Ottimizzare le conversazioni (e le parole) è qualcosa che solo apparentemente non ha niente a che vedere con i motori di ricerca, ma che dovrebbe far parte di un processo culturale(*) che è sotto molti aspetti affine alla SEO.
La sovrabbondanza dei mezzi per raggiungere gli altri e la loro sostanziale – o perlomeno percepita – gratuità ha aumentato le informazioni scambiate anche a livello personale. In altre parole, siamo di fronte a un sovraccarico informativo anche per quanto riguarda lo scambio privato.
Fino a qualche anno fa, lo scambio che vedi qui sopra sarebbe stato impossibile su un telefono: avrei pagato i singoli messaggi e mi sarei ben guardato dallo scriverlo.
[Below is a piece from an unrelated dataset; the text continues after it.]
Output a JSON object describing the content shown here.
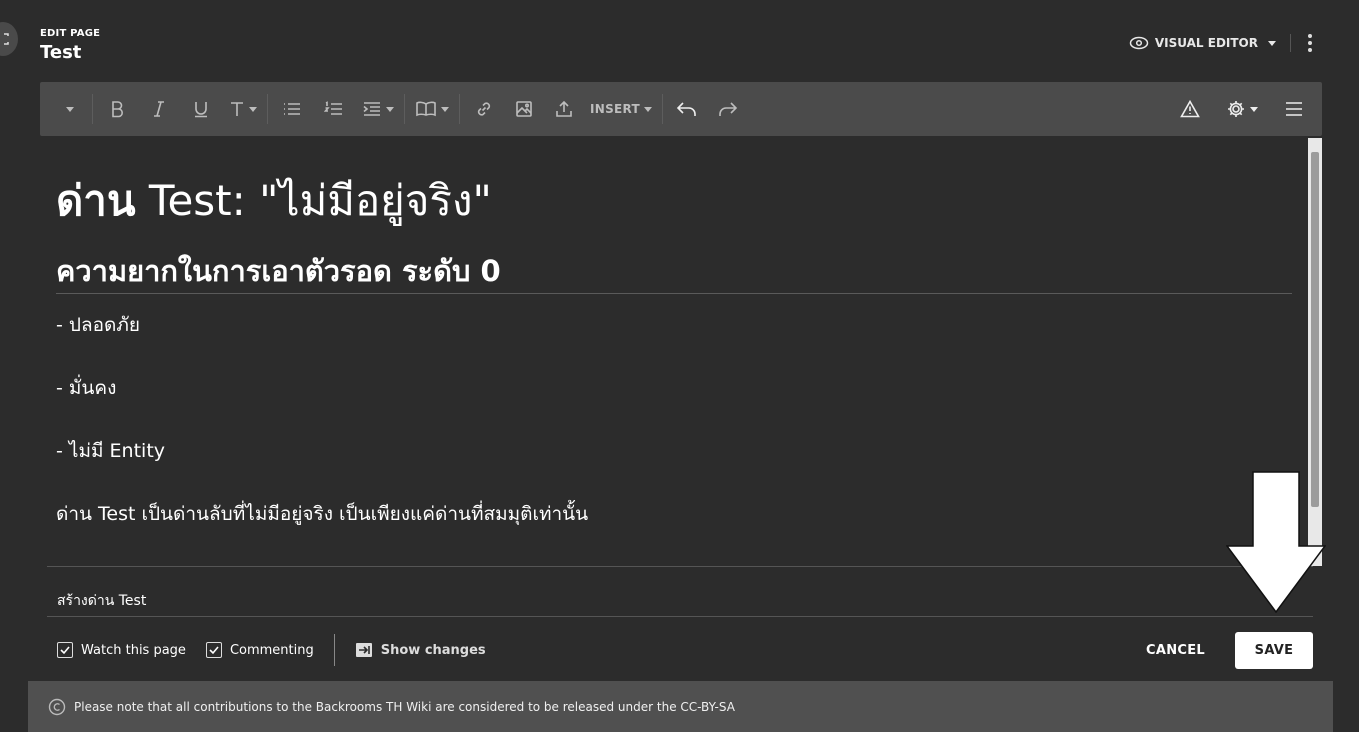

La rivoluzione copernicana di questo tipo di conversazioni passa attraverso i primi strumenti tipo mirc, ICQ, C6, MSN, Skype. Poi si evolve sugli smartphone. E quindi si integra nell’esperienza in mobilità o da desktop.
iMessage, per primo, con il suo client per iOs che ti permette di usarlo anche con il computer, ha trasformato definitivamente lo scambio di sms in una chat.
Whatsapp è diventato un fenomeno di massa. Al punto che fioriscono i gruppi di ogni genere (per esempio, quelli dei genitori di una classe, quelli di un gruppo di lavoro e via dicendo). Gruppi che, di solito, travisano completamente la funzione di un sistema di messaggistica istantanea. Che non può in alcun modo diventare, a meno che non sia uno strumento evoluto e pensato per quello, un mezzo di lavoro.
Pian piano anche Telegram si popola di iscritti. E anche se non rischia di diventare popolare come Whatsapp, l’uso che ne viene fatto è simile.
Per tacer di Messenger, la applicazione di messaggistica di Facebook.
E delle mail, ovviamente. E dell’uso di tutti questi strumenti da parte di aziende che comunicano al loro interno in maniera ipertrofica, disfunzionale e (questo si pensa raramente) troppo costosa.
Nessuno di questi strumenti – usati come li usa la massa – può essere uno strumento di lavoro funzionale. E se anche riesci a usarli in maniera alternativa, va a finire che poi ti trovi immerso nel vortice delle notifiche di chi, invece, li usa come chat.
Il lavoro di ottimizzazione delle parole, quel parlare meno per parlare meglio che auspica Mafe De Baggis, dovrebbe passare anche attraverso una drastica riduzione dell’informazione che ci scambiamo personalmente. Non è un invito all’asocialità. Anzi. Il fatto è che il sovraccarico informativo anche nella conversazione è una naturale conseguenza delle tecnologie a disposizione – e, ripeto, della loro gratuità percepita.
Questo fa sì che non selezioniamo più le informazioni (tanto, che ci costa scriverle e inviarle?), non misuriamo più le parole, ci inondiamo di messaggi sui sistemi più vari e non facciamo che affaticare ulteriormente il nostro lavoro – soprattutto se siamo lavoratori dell’informazione – e forse anche le nostre vite private.
Per uscirne bisogna fare delle scelte, anche drastiche. Personalmente, per esempio, ho disinstallato Whatsapp e Messenger dal mio smartphone e sto cercando di accordarmi con le persone con cui ho rapporti lavorativi per ricondurre lo scambio di lavoro a dimensioni e sistemi più consoni.